Guerrilla Girls Demand a Return to Traditional Values on Abortion, march on Washington D.C. 1992. Courtesy of the Guerrilla Girls.

There is a long-standing myth that great art is won through overcoming a gauntlet of challenges. This, like the earlier stereotype of the starving artist, is incomplete. Realistically, to achieve greatness the aesthetic goals and talent that drives them must be ambitious, groundbreaking, visionary, fully engaged. There are those in the art world pursuing an illusion of greatness through shortcuts or corrupt means, but who dress their art up sufficiently to exert a gravitational force in the marketplace, where the rewards are conventional, even boring: Money and notoriety. More subtly, some highly motivated and hard-working art world professionals lose track of the integrity of their vision, of what drove them in the first place, for the simple reason that success requires an immersion that narrows one’s awareness. When reflective time becomes an unaffordable luxury the art train can boast a powerful engine, but still go off the rails. That is exactly what may happen to America after this year’s election.

Gregor Sailer, “USA, Tiefort City, Fort Irwin, U.S. Army, Mojave Desert, California, USA,” 2016, photograph from his book “The Potemkin Village.” Courtesy of Kahrer Galerie, © Gregor Sailer.

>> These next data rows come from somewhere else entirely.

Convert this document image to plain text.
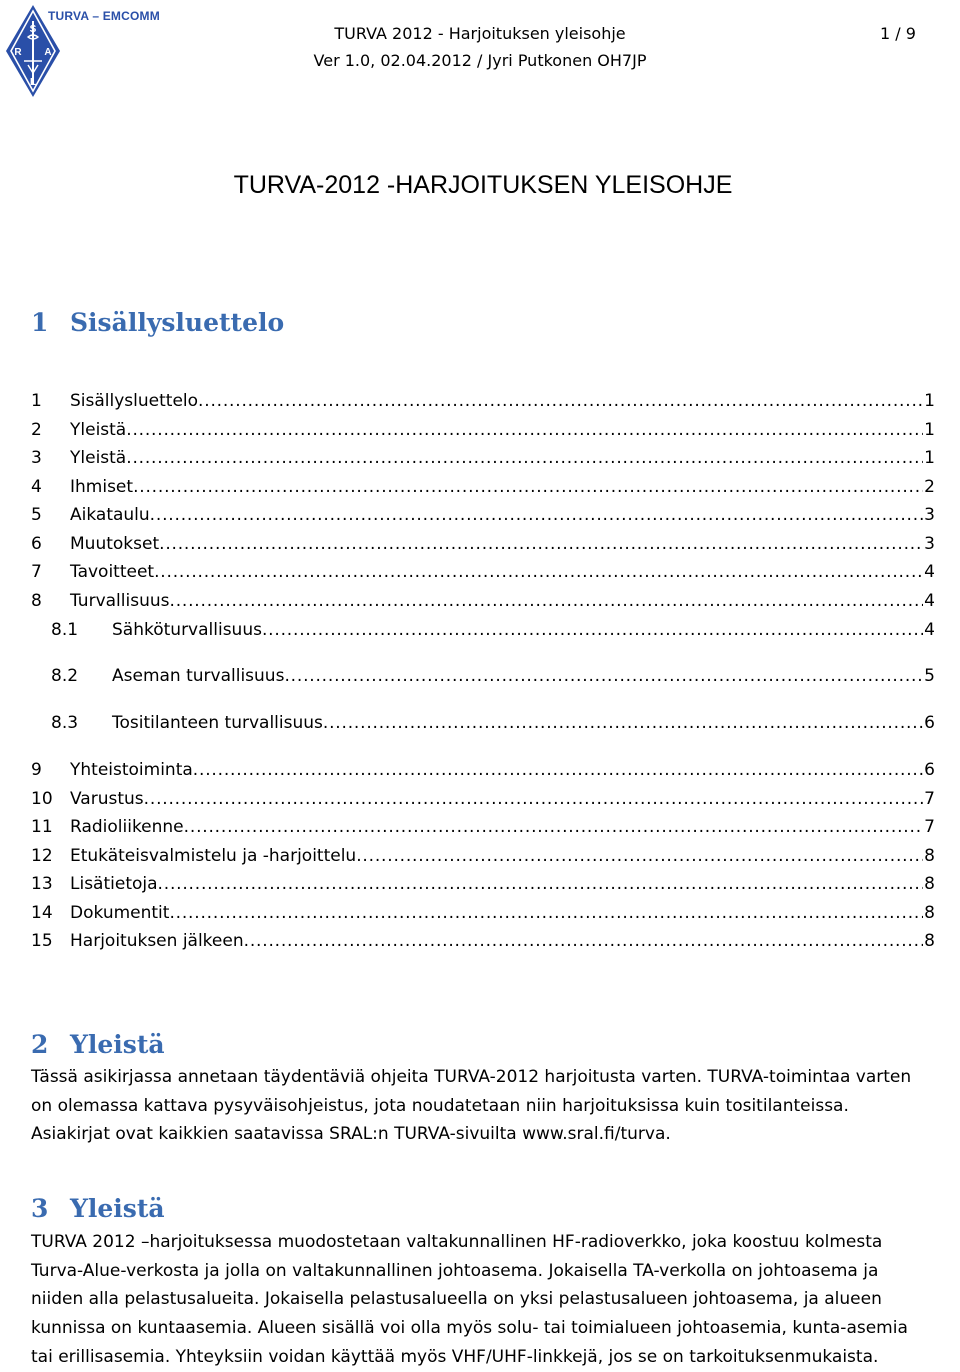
S
R A
L
TURVA – EMCOMM
TURVA 2012 - Harjoituksen yleisohje
Ver 1.0, 02.04.2012 / Jyri Putkonen OH7JP
1 / 9
TURVA-2012 -HARJOITUKSEN YLEISOHJE
1 Sisällysluettelo
1	Sisällysluettelo .....	1
2	Yleistä .....	1
3	Yleistä .....	1
4	Ihmiset .....	2
5	Aikataulu .....	3
6	Muutokset .....	3
7	Tavoitteet .....	4
8	Turvallisuus .....	4
8.1	Sähköturvallisuus .....	4
8.2	Aseman turvallisuus .....	5
8.3	Tositilanteen turvallisuus .....	6
9	Yhteistoiminta .....	6
10	Varustus .....	7
11	Radioliikenne .....	7
12	Etukäteisvalmistelu ja -harjoittelu .....	8
13	Lisätietoja .....	8
14	Dokumentit .....	8
15	Harjoituksen jälkeen .....	8
2 Yleistä
Tässä asikirjassa annetaan täydentäviä ohjeita TURVA-2012 harjoitusta varten. TURVA-toimintaa varten on olemassa kattava pysyväisohjeistus, jota noudatetaan niin harjoituksissa kuin tositilanteissa. Asiakirjat ovat kaikkien saatavissa SRAL:n TURVA-sivuilta www.sral.fi/turva.
3 Yleistä
TURVA 2012 –harjoituksessa muodostetaan valtakunnallinen HF-radioverkko, joka koostuu kolmesta Turva-Alue-verkosta ja jolla on valtakunnallinen johtoasema. Jokaisella TA-verkolla on johtoasema ja niiden alla pelastusalueita. Jokaisella pelastusalueella on yksi pelastusalueen johtoasema, ja alueen kunnissa on kuntaasemia. Alueen sisällä voi olla myös solu- tai toimialueen johtoasemia, kunta-asemia tai erillisasemia. Yhteyksiin voidan käyttää myös VHF/UHF-linkkejä, jos se on tarkoituksenmukaista.
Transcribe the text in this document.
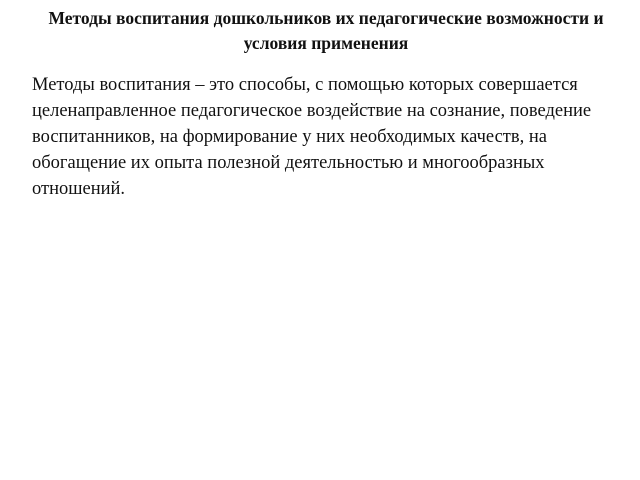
Методы воспитания дошкольников их педагогические возможности и условия применения

Методы воспитания – это способы, с помощью которых совершается целенаправленное педагогическое воздействие на сознание, поведение воспитанников, на формирование у них необходимых качеств, на обогащение их опыта полезной деятельностью и многообразных отношений.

By contributing to the national course correction, the art world gains an opportunity to critique and adjust our own best practices. Lacking this, our own house will be in danger of burning to the ground, just as Steve Bannon has described and rooted for in his diatribes. Artists (with a number of other groups of people) collectively form a small but potentially important skill set in the larger project to defeat authoritarianism politically. Vladimir Lenin used the metaphor of an orchestra, with the singular leader serving as a nation’s conductor. Harmony and beautiful sound may be produced in a dictatorship, but it is an illusion, a Potemkin Village, a malignant form of trompe-l’oeil. The gift of freedom to express ourselves, both creatively and politically, really does hang in the balance. Freedom of speech is all about free expression even when unpopular. It is all about the exploration of ideas free of coercion. It is not about a freedom to deliberately lie, obfuscate, and falsely manipulate. If this does happen, and it will IF WE LET IT, the art world that so many of us cherish will be severely compromised at best, if not destroyed (temporarily at least) altogether at the worst. Has the art world awoken as to what we are all called upon to do at this pivotal moment? I say that it has. And this is exactly the time at which we are most urgently needed.

Bill Lasarow, Publisher and Editor, is a longtime practicing artist, independent publisher, and community activist. He founded or co-founded ArtScene Digest to Visual Art in Southern California (1982); the Mural Conservancy of Los Angeles (1987); and Visual Art Source (2009). Most recently he is also the founder and President of The Democracy Chain.